Relative device dimensions are shown for some of the logic gates: the
dimension "WP" indicates the width of the PMOS transistors (in microns,
unscaled), and the dimension "WN" indicates the (unscaled) width of the
NMOS transistors. Channel lengths are 2 microns, except where noted
otherwise. Where not specified, inverters and transmission gates have a
PMOS width of 16 and an NMOS width of 6.5; NAND and NOR gates use a PMOS
channel width of 16, and an NMOS channel width of 13 (microns unscaled).
As is well known to those skilled in the art of integrated circuit design,
straightforward scaling rules can be applied to shrink these dimensions.

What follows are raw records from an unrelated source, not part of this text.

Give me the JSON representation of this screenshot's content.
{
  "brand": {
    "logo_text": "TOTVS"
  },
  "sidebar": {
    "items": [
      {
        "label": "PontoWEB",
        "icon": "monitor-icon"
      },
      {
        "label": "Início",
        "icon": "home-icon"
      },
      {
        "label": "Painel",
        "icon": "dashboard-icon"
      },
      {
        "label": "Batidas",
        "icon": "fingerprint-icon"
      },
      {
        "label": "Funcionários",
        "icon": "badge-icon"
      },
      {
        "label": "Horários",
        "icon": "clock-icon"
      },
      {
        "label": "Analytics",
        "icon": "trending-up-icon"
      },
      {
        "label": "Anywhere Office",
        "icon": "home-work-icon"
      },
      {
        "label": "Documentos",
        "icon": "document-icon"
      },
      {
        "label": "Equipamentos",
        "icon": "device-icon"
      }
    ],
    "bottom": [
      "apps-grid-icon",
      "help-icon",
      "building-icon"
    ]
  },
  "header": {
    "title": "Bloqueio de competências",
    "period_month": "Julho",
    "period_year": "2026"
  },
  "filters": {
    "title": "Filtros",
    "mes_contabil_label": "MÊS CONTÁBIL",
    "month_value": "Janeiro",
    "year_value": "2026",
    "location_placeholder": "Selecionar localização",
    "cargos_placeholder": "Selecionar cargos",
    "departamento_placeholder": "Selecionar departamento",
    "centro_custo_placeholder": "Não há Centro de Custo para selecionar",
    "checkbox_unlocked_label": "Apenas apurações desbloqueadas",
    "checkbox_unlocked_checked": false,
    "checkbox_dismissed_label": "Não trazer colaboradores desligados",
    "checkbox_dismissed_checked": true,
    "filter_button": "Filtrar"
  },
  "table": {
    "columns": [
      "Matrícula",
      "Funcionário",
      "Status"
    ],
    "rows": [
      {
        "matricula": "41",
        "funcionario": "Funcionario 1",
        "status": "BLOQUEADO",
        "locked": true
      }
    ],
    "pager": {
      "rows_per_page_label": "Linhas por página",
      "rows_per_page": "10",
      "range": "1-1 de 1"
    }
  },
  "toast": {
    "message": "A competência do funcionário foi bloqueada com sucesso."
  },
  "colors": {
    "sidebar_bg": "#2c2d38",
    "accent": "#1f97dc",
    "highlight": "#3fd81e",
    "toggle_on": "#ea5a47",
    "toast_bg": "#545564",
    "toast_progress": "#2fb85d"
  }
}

Note also that signal IBHL determines whether the signal on pin INTB will
be active-high or active-low.
The signals TDF and WAF are also modified by other logic which is not shown
in FIG. 7. If pulse-mode operation has been selected, as described above,
then a signal on lines TDF or WAF will be cut off after 10 milliseconds by
an internal timing circuit.
Since the subsystem environment of the preferred embodiment is intended to
be proof against a system power failure, a wide range of voltages must be
tolerated on the on-chip power supply (V.sub.DD). Normally, the system
power supply voltage (V.sub.CC) will be specified to a range between 4.5
and 5.5 Volts. The battery 499 (shown in FIG. 4) provides a backup for the
system power supply. However, to avoid excessive drain on the battery, the
battery 499 will be connected to provide the on-chip power supply V.sub.DD
only when the system voltage falls down as low as three Volts. Therefore,
the local supply voltage V.sub.DD seen by the timing circuit may range
from 5.5 Volts (when the system is operating, and at the high end of its
voltage range) all the way down to 2.5 Volts (when the battery back-up has
been activated, and is operating at the low end of its voltage range).
FIG. 1 shows a sample embodiment of a low-power CMOS oscillator for use in
the integrated circuit system of FIG. 4. A crystal 102 is shown at the top
of the Figure (but of course this crystal would normally be separate from
the integrated circuit containing the active elements shown). In the
presently preferred embodiment, this crystal is a quartz crystal with a
resonant frequency of 32.768 kHz, which is specified to an accuracy of 20
parts per million. (Such a crystal will typically have a Q of about
75000.)
This crystal is connected across a CMOS amplifier stage 110. This amplifier
stage contains a pull-up transistor 112 and a pull-down transistor 114. In
the presently preferred embodiment, the pull-up transistor 112 has a
channel length of 12 microns, and the pull-down transistor 114 has a
channel length of 12 microns also.
The pull-up transistor 112 is a PMOS enhancement mode transistor, and the
pull-down transistor 114 is an N-channel insulated-gate (NMOS) enhancement
mode transistor. The gates of these two devices are commonly connected to
a node B at one side of the crystal, and their outputs are connected to a
node A, at the other side of the crystal. In device 112, a back-gate
connection is made to the supply voltage V.sub.DD (which in this
embodiment may vary from 2.5 to 5.5 Volts), and a back gate connection for
transistor 114 is made to a virtual ground (local supply voltage)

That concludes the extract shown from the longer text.